By Asya Muhsin Othman (YES 2007-2008, Tanzania, placed by IRIS in Cedar Rapids, IA)
During my YES exchange year in Cedar Rapids, Iowa, where I attended Linn Mar High School and was hosted by Adriane Van Auken, I learned many things. I was exposed to different cultures and lifestyles, soaked in the American high school experience, and made lifelong friends with whom I still communicate and even visit occasionally.
Fast forward nearly 14 years after returning home from my exchange year, and I’m a medical doctor working at Mnazi Mmoja Referral Hospital in Zanzibar. As a doctor, I see many patients who could have benefitted from, but did not receive, first aid prior coming to the hospital after an accident or injury. With the knowledge that there is a great need for first aid training in my community, I decided to apply for a YES Alumni Grant.

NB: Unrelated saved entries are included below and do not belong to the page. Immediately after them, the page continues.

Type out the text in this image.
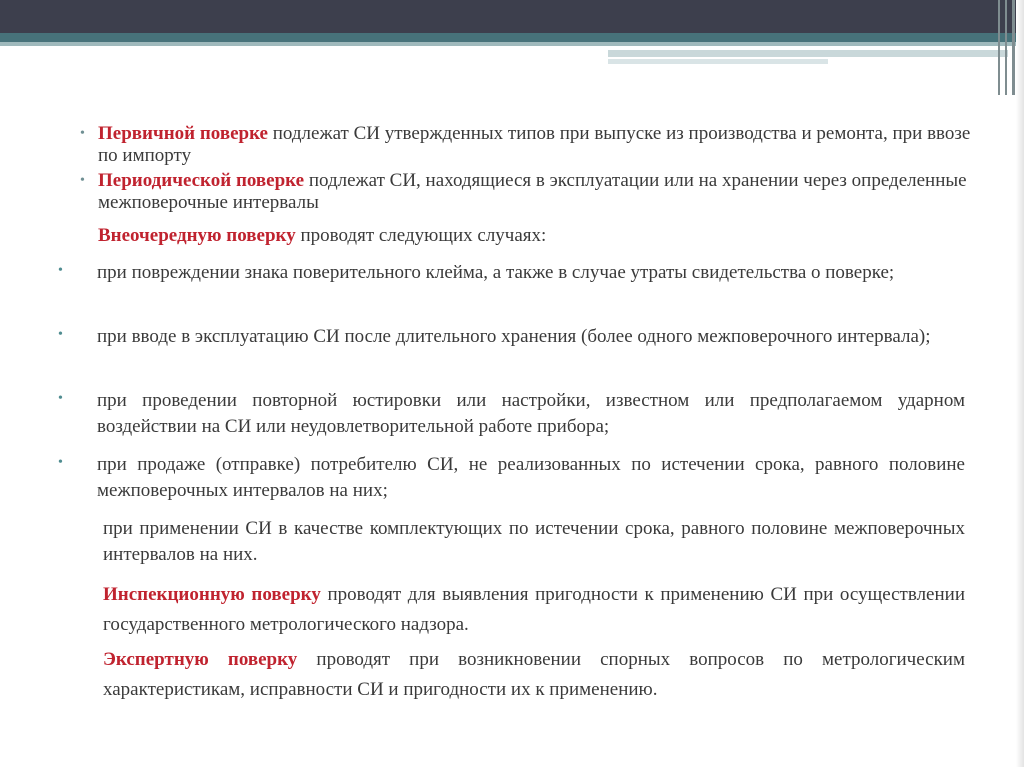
• Первичной поверке подлежат СИ утвержденных типов при выпуске из производства и ремонта, при ввозе по импорту
• Периодической поверке подлежат СИ, находящиеся в эксплуатации или на хранении через определенные межповерочные интервалы
Внеочередную поверку проводят следующих случаях:
• при повреждении знака поверительного клейма, а также в случае утраты свидетельства о поверке;
• при вводе в эксплуатацию СИ после длительного хранения (более одного межповерочного интервала);
• при проведении повторной юстировки или настройки, известном или предполагаемом ударном воздействии на СИ или неудовлетворительной работе прибора;
• при продаже (отправке) потребителю СИ, не реализованных по истечении срока, равного половине межповерочных интервалов на них;
при применении СИ в качестве комплектующих по истечении срока, равного половине межповерочных интервалов на них.
Инспекционную поверку проводят для выявления пригодности к применению СИ при осуществлении государственного метрологического надзора.
Экспертную поверку проводят при возникновении спорных вопросов по метрологическим характеристикам, исправности СИ и пригодности их к применению.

I determined that the target group should be teenagers because they are most likely to engage in activities that could cause injury. Through my Alumni Grant project, I held first aid and cardiopulmonary resuscitation (CPR) trainings in 10 schools: three schools in Northern Unguja, three in Southern Unguja, and four in the Urban West. My team and I trained 100 students at each school, for a total of approximately 1000 students, on how to do CPR, how to use a first aid kit and its contents, and alternative options when a first aid kit is unavailable.
Knowledge of first aid is something that all community members should have to support one another in our daily lives; therefore, I had the full support of all the schools and the Ministry of Education for my project. The students were very eager to learn these techniques and are now ready to apply the knowledge they’ve gained in their local communities.
I extend my thanks to the sponsor of this great project, the U.S. Department of State. Thanks are also owed to the Zanzibar Outreach Program for providing the time of their great trainers and my fellow YES alumni for their support and contribution to this project.